The Obama administration rewarded its union allies last month with a decision that threatens millions of jobs and thousands of businesses, from staffing agencies to cleaning services and auto-repair shops to construction companies. In a case involving Browning-Ferris Industries (BFI), the National Labor Relations Board (NLRB) decided to unilaterally redefine the concept of joint employment—when more than one business is responsible for an employee or group of employees—and made it easier to unionize large corporations. This ruling could have a devastating effect on small businesses, job creation, and the U.S. economy.
On August 27 the NLRB ruled in favor of the Teamsters union and against BFI, which operates a recycling plant in California that employs 60 individuals directly and contracts with Leadpoint, a temporary staffing agency, to fill 240 composter and sorting positions at the plant. In 2013, Teamsters Local 350 petitioned to be certified as the union representative of both BFI and Leadpoint employees, arguing that both BFI and Leadpoint jointly employed the workers. A NLRB Regional Office, relying on precedent, held that Leadpoint was the sole employer of the plant’s composters and sorters, thereby denying the union the right to organize BFI. The Teamsters appealed.

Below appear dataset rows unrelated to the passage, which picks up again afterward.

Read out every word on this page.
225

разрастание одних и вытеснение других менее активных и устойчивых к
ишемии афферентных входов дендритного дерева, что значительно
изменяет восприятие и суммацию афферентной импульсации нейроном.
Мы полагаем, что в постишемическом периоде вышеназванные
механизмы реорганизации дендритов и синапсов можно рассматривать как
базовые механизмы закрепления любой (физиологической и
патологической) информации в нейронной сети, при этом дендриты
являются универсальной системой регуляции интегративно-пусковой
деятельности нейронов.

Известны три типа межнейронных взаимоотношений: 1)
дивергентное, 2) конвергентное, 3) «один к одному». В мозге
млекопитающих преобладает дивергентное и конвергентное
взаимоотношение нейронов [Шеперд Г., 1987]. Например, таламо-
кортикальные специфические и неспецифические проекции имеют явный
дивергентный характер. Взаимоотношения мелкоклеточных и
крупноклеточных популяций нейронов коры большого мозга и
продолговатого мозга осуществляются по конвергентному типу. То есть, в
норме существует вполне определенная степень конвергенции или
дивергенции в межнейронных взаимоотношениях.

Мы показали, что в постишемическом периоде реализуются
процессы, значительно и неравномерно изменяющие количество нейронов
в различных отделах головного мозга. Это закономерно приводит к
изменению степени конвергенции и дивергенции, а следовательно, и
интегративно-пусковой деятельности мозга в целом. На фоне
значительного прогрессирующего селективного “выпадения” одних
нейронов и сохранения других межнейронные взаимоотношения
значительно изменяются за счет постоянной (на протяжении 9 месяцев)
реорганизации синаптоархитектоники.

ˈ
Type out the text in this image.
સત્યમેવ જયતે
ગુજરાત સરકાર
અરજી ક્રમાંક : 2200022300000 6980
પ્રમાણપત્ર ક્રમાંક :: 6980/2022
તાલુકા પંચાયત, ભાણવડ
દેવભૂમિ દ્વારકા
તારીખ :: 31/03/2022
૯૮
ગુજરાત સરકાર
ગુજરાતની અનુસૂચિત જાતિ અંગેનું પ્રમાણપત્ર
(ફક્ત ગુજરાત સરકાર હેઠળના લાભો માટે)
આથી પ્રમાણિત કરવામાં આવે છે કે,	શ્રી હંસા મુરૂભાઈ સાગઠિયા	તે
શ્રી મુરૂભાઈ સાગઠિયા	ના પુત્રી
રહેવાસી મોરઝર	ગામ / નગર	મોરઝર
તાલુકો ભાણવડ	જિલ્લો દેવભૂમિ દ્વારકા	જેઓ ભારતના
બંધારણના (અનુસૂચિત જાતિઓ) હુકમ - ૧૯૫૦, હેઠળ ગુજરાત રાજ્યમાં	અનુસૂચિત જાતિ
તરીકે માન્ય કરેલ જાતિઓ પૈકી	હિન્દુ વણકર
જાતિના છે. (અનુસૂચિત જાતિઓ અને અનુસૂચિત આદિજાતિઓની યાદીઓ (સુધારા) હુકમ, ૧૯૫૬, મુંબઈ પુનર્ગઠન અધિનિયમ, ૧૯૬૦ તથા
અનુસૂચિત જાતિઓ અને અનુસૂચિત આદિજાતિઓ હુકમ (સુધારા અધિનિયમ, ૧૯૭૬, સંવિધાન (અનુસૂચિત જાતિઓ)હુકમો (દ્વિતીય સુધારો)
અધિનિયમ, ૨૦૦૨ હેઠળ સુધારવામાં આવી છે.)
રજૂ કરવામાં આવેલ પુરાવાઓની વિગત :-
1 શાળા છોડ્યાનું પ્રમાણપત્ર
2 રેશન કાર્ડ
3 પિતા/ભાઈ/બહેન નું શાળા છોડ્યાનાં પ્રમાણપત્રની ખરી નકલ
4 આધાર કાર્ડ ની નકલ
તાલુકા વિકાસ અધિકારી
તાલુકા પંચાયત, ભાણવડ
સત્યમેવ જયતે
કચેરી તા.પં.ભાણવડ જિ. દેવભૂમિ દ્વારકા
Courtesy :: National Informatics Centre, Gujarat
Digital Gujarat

Before last week, two businesses were deemed joint employers only when they both exercised substantial, direct and immediate control over hiring, firing, disciplining, supervising, and directing workers. Now, however, the NLRB has expanded the definition of “joint employer” to include indirect control, unexercised potential control, and a fuzzy notion of “the totality of a putative employer’s influence over employees’ working conditions.”
By defining companies as joint employers, the NLRB threatens the ability of American businesses to grow and create jobs. By giving unions the ability to drag the parent corporation to the bargaining table, the NLRB’s decision will disrupt many kinds of longstanding, beneficial business arrangements—franchise businesses, temp and staffing agencies, and contractors—that employ millions of Americans. It hinders innovation, prohibits flexible work arrangements, and makes it much harder for entrepreneurs to start new businesses.
The real goal of the NLRB’s new joint-employer standard is to make organizing much easier for unions at the expense of workers’ freedom of association. Here’s how it works: The joint-employer ruling now allows unions to organize two employers as one, which means one business would be forced to live by another business’s collective bargaining agreement. For example, under the NLRB’s new standard, if two thirds of workers at Company A vote to unionize, that vote could become binding on employees of Company B, if it’s deemed to be a joint-employer of Company A’s workers. The votes of Company B’s workers don’t even count!
That in turn means that companies like BFI or others that utilize temporary staff or outsource certain functions are likely to bring many jobs back in-house, thereby scaling back the hiring of subcontractors and temporary staff. Yet, the temporary workforce has been a bright spot for U.S. job growth—reaching an all-time high of over 2 percent of the total private-sector workforce in 2014 and employing 3.15 million workers per week.
The NLRB’s joint-employer standard will introduce greater uncertainty into businesses’ labor relations by making the determination of whether an employee is jointly employed highly speculative and specific to every situation. The NLRB’s discretion is virtually limitless under its “totality of a putative employer’s influence” standard, which takes into account a business’ involvement in a wide array of criteria—including sales data, inventory and labor costs, projections of labor needs, employee work schedules, setting wages and wage reviews, the application and screening process, and even productivity.
Ultimately, the NLRB’s decision advances a few special interests while endangering 770,000 franchise businesses and countless firms that use outsourcing, which adds up to 8.5 million employees and temporary staff. American business relies on independent operators or franchisees. This system is threatened by making the larger firm liable for the employment practices of entities it may not be able to control. The result will be fewer new businesses being created.
Under the Obama administration, the NLRB has rewarded labor unions for hefty political contributions to Democratic politicians by making it easier to bolster sagging membership and collect more union dues to prop up severely underfunded pensions.
Congress can minimize the Obama administration’s regulatory onslaught by withholding funding from the NLRB. Congress, having the sole power of the purse, should use that power to ensure the NLRB fulfills its proper role of protecting and advancing the opportunity of workers, not political paybacks.